Flanagan, and again, and again

In which a snarling conservative is surprised to enjoy a New Yorker writer. It would be this one. Sally C. Pipes (of the Pacific Research Institute) writes in theOneRepublic:

On the other hand, as we have recently observed, radical feminists can no longer expect special treatment from critics simply because of their gender and politics. Consider Peggy Drexler Ph. D., a “gender scholar” at Cornell University. Drexler’s new book, Raising Boys Without Men, argues that boys raised by women without men are better off than boys raised by mothers and fathers. As New Yorker staff writer Caitlin Flanagan states in the November Atlantic Monthly, Raising Boys Without Men is a chronicle of bad dads that compares men to “wounded rhinos.” This book, writes Flanagan, is “as much a work of advocacy as objective research.” It also holds consequences for personal responsibility and civil society. As Flanagan puts it, if you “[b]elittle men’s responsibilities to their families [and] raise boys to believe that fatherhood is not a worthy aspiration….the people who will suffer are women and children.” That strikes me as a fair assessment, and it does me good to see Caitlin Flanagan, without the slightest hesitation or embarrassment, demolish what she describes as a “preposterous book.”

Literature, like ideas, has consequences. Nobel Prizes and good reviews should be handed out on the basis of merit, not politics or gender.

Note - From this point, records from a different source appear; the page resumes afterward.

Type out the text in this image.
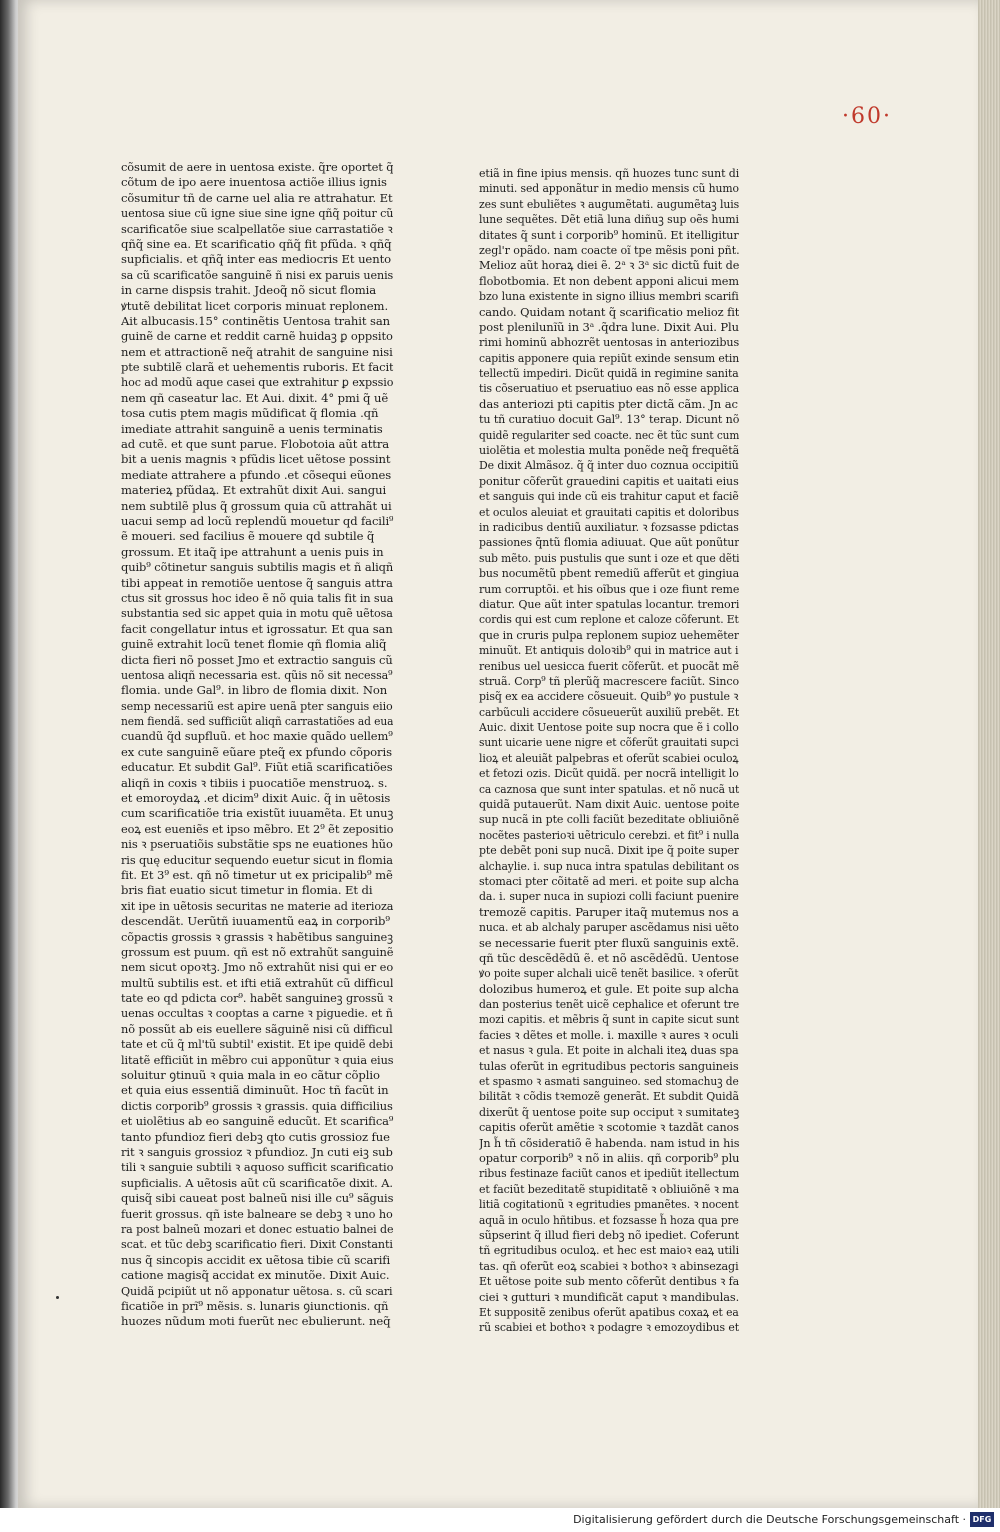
·60·
cõsumit de aere in uentosa existe. q̃re oportet q̃
cõtum de ipo aere inuentosa actiõe illius ignis
cõsumitur tñ de carne uel alia re attrahatur. Et
uentosa siue cũ igne siue sine igne qñq̃ poitur cũ
scarificatõe siue scalpellatõe siue carrastatiõe ꝛ
qñq̃ sine ea. Et scarificatio qñq̃ fit pfũda. ꝛ qñq̃
supficialis. et qñq̃ inter eas mediocris Et uento
sa cũ scarificatõe sanguinẽ ñ nisi ex paruis uenis
in carne dispsis trahit. Jdeoq̃ nõ sicut flomia
ꝟtutẽ debilitat licet corporis minuat replonem.
Ait albucasis.15° continẽtis Uentosa trahit san
guinẽ de carne et reddit carnẽ huidaꝫ ꝑ oppsito
nem et attractionẽ neq̃ atrahit de sanguine nisi
pte subtilẽ clarã et uehementis ruboris. Et facit
hoc ad modũ aque casei que extrahitur ꝑ expssio
nem qñ caseatur lac. Et Aui. dixit. 4° pmi q̃ uẽ
tosa cutis ptem magis mũdificat q̃ flomia .qñ
imediate attrahit sanguinẽ a uenis terminatis
ad cutẽ. et que sunt parue. Flobotoia aũt attra
bit a uenis magnis ꝛ pfũdis licet uẽtose possint
mediate attrahere a pfundo .et cõsequi eũones
materieꝝ pfũdaꝝ. Et extrahũt dixit Aui. sangui
nem subtilẽ plus q̃ grossum quia cũ attrahãt ui
uacui semp ad locũ replendũ mouetur qd facili⁹
ẽ moueri. sed facilius ẽ mouere qd subtile q̃
grossum. Et itaq̃ ipe attrahunt a uenis puis in
quib⁹ cõtinetur sanguis subtilis magis et ñ aliqñ
tibi appeat in remotiõe uentose q̃ sanguis attra
ctus sit grossus hoc ideo ẽ nõ quia talis fit in sua
substantia sed sic appet quia in motu quẽ uẽtosa
facit congellatur intus et igrossatur. Et qua san
guinẽ extrahit locũ tenet flomie qñ flomia aliq̃
dicta fieri nõ posset Jmo et extractio sanguis cũ
uentosa aliqñ necessaria est. qũis nõ sit necessa⁹
flomia. unde Gal⁹. in libro de flomia dixit. Non
semp necessariũ est apire uenã pter sanguis eiio
nem fiendã. sed sufficiũt aliqñ carrastatiões ad eua
cuandũ q̃d supfluũ. et hoc maxie quãdo uellem⁹
ex cute sanguinẽ eũare pteq̃ ex pfundo cõporis
educatur. Et subdit Gal⁹. Fiũt etiã scarificatiões
aliqñ in coxis ꝛ tibiis i puocatiõe menstruoꝝ. s.
et emoroydaꝝ .et dicim⁹ dixit Auic. q̃ in uẽtosis
cum scarificatiõe tria existũt iuuamẽta. Et unuꝫ
eoꝝ est eueniẽs et ipso mẽbro. Et 2⁹ ẽt zepositio
nis ꝛ pseruatiõis substãtie sps ne euationes hũo
ris quę educitur sequendo euetur sicut in flomia
fit. Et 3⁹ est. qñ nõ timetur ut ex pricipalib⁹ mẽ
bris fiat euatio sicut timetur in flomia. Et di
xit ipe in uẽtosis securitas ne materie ad iterioza
descendãt. Uerũtñ iuuamentũ eaꝝ in corporib⁹
cõpactis grossis ꝛ grassis ꝛ habẽtibus sanguineꝫ
grossum est puum. qñ est nõ extrahũt sanguinẽ
nem sicut opoꝛtꝫ. Jmo nõ extrahũt nisi qui er eo
multũ subtilis est. et ifti etiã extrahũt cũ difficul
tate eo qd pdicta cor⁹. habẽt sanguineꝫ grossũ ꝛ
uenas occultas ꝛ cooptas a carne ꝛ piguedie. et ñ
nõ possũt ab eis euellere sãguinẽ nisi cũ difficul
tate et cũ q̃ ml'tũ subtil' existit. Et ipe quidẽ debi
litatẽ efficiũt in mẽbro cui apponũtur ꝛ quia eius
soluitur ꝯtinuũ ꝛ quia mala in eo cãtur cõplio
et quia eius essentiã diminuũt. Hoc tñ facũt in
dictis corporib⁹ grossis ꝛ grassis. quia difficilius
et uiolẽtius ab eo sanguinẽ educũt. Et scarifica⁹
tanto pfundioz fieri debꝫ qto cutis grossioz fue
rit ꝛ sanguis grossioz ꝛ pfundioz. Jn cuti eiꝫ sub
tili ꝛ sanguie subtili ꝛ aquoso sufficit scarificatio
supficialis. A uẽtosis aũt cũ scarificatõe dixit. A.
quisq̃ sibi caueat post balneũ nisi ille cu⁹ sãguis
fuerit grossus. qñ iste balneare se debꝫ ꝛ uno ho
ra post balneũ mozari et donec estuatio balnei de
scat. et tũc debꝫ scarificatio fieri. Dixit Constanti
nus q̃ sincopis accidit ex uẽtosa tibie cũ scarifi
catione magisq̃ accidat ex minutõe. Dixit Auic.
Quidã pcipiũt ut nõ apponatur uẽtosa. s. cũ scari
ficatiõe in prĩ⁹ mẽsis. s. lunaris ꝯiunctionis. qñ
huozes nũdum moti fuerũt nec ebulierunt. neq̃
etiã in fine ipius mensis. qñ huozes tunc sunt di
minuti. sed apponãtur in medio mensis cũ humo
zes sunt ebuliẽtes ꝛ augumẽtati. augumẽtaꝫ luis
lune sequẽtes. Dẽt etiã luna diñuꝫ sup oẽs humi
ditates q̃ sunt i corporib⁹ hominũ. Et itelligitur
zegl'r opãdo. nam coacte oĩ tpe mẽsis poni pñt.
Melioz aũt horaꝝ diei ẽ. 2ᵃ ꝛ 3ᵃ sic dictũ fuit de
flobotbomia. Et non debent apponi alicui mem
bzo luna existente in signo illius membri scarifi
cando. Quidam notant q̃ scarificatio melioz fit
post plenilunĩũ in 3ᵃ .q̃dra lune. Dixit Aui. Plu
rimi hominũ abhozrẽt uentosas in anteriozibus
capitis apponere quia repiũt exinde sensum etin
tellectũ impediri. Dicũt quidã in regimine sanita
tis cõseruatiuo et pseruatiuo eas nõ esse applica
das anteriozi pti capitis pter dictã cãm. Jn ac
tu tñ curatiuo docuit Gal⁹. 13° terap. Dicunt nõ
quidẽ regulariter sed coacte. nec ẽt tũc sunt cum
uiolẽtia et molestia multa ponẽde neq̃ frequẽtã
De dixit Almãsoz. q̃ q̃ inter duo coznua occipitiũ
ponitur cõferũt grauedini capitis et uaitati eius
et sanguis qui inde cũ eis trahitur caput et faciẽ
et oculos aleuiat et grauitati capitis et doloribus
in radicibus dentiũ auxiliatur. ꝛ fozsasse pdictas
passiones q̃ntũ flomia adiuuat. Que aũt ponũtur
sub mẽto. puis pustulis que sunt i oze et que dẽti
bus nocumẽtũ pbent remediũ afferũt et gingiua
rum corruptõi. et his oĩbus que i oze fiunt reme
diatur. Que aũt inter spatulas locantur. tremori
cordis qui est cum replone et caloze cõferunt. Et
que in cruris pulpa replonem supioz uehemẽter
minuũt. Et antiquis doloꝛib⁹ qui in matrice aut i
renibus uel uesicca fuerit cõferũt. et puocãt mẽ
struã. Corp⁹ tñ plerũq̃ macrescere faciũt. Sinco
pisq̃ ex ea accidere cõsueuit. Quib⁹ ꝟo pustule ꝛ
carbũculi accidere cõsueuerũt auxiliũ prebẽt. Et
Auic. dixit Uentose poite sup nocra que ẽ i collo
sunt uicarie uene nigre et cõferũt grauitati supci
lioꝝ et aleuiãt palpebras et oferũt scabiei oculoꝝ
et fetozi ozis. Dicũt quidã. per nocrã intelligit lo
ca caznosa que sunt inter spatulas. et nõ nucã ut
quidã putauerũt. Nam dixit Auic. uentose poite
sup nucã in pte colli faciũt bezeditate obliuiõnẽ
nocẽtes pasterioꝛi uẽtriculo cerebzi. et fit⁹ i nulla
pte debẽt poni sup nucã. Dixit ipe q̃ poite super
alchaylie. i. sup nuca intra spatulas debilitant os
stomaci pter cõitatẽ ad meri. et poite sup alcha
da. i. super nuca in supiozi colli faciunt puenire
tremozẽ capitis. Paruper itaq̃ mutemus nos a
nuca. et ab alchaly paruper ascẽdamus nisi uẽto
se necessarie fuerit pter fluxũ sanguinis extẽ.
qñ tũc descẽdẽdũ ẽ. et nõ ascẽdẽdũ. Uentose
ꝟo poite super alchali uicẽ tenẽt basilice. ꝛ oferũt
dolozibus humeroꝝ et gule. Et poite sup alcha
dan posterius tenẽt uicẽ cephalice et oferunt tre
mozi capitis. et mẽbris q̃ sunt in capite sicut sunt
facies ꝛ dẽtes et molle. i. maxille ꝛ aures ꝛ oculi
et nasus ꝛ gula. Et poite in alchali iteꝝ duas spa
tulas oferũt in egritudibus pectoris sanguineis
et spasmo ꝛ asmati sanguineo. sed stomachuꝫ de
bilitãt ꝛ cõdis tꝛemozẽ generãt. Et subdit Quidã
dixerũt q̃ uentose poite sup occiput ꝛ sumitateꝫ
capitis oferũt amẽtie ꝛ scotomie ꝛ tazdãt canos
Jn h̃ tñ cõsideratiõ ẽ habenda. nam istud in his
opatur corporib⁹ ꝛ nõ in aliis. qñ corporib⁹ plu
ribus festinaze faciũt canos et ipediũt itellectum
et faciũt bezeditatẽ stupiditatẽ ꝛ obliuiõnẽ ꝛ ma
litiã cogitationũ ꝛ egritudies pmanẽtes. ꝛ nocent
aquã in oculo hñtibus. et fozsasse h̃ hoza qua pre
sũpserint q̃ illud fieri debꝫ nõ ipediet. Coferunt
tñ egritudibus oculoꝝ. et hec est maioꝛ eaꝝ utili
tas. qñ oferũt eoꝝ scabiei ꝛ bothoꝛ ꝛ abinsezagi
Et uẽtose poite sub mento cõferũt dentibus ꝛ fa
ciei ꝛ gutturi ꝛ mundificãt caput ꝛ mandibulas.
Et suppositẽ zenibus oferũt apatibus coxaꝝ et ea
rũ scabiei et bothoꝛ ꝛ podagre ꝛ emozoydibus et
Digitalisierung gefördert durch die Deutsche Forschungsgemeinschaft · DFG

As for me, I am often embarrassed by what Caitlin Flanagan chooses to either extol or demolish. I haven’t read Drexel’s book, nor, yet, Flanagan’s whole piece. (I’m waiting for my Atlantic online access to kick in.) Although some of the nicest people I know were raised without men, it would surely be folly to make fatherhood an even more remote idea than it already is for most befuddled chaps. That said, I don’t like agreeing with Flanagan, but I suppose it has to happen from time to time. Actually, I’d like to agree with her all the time, or rather, for her to agree with me. But that means she’ll really have to stop writing about Hawaiian luxury vacations. For instance.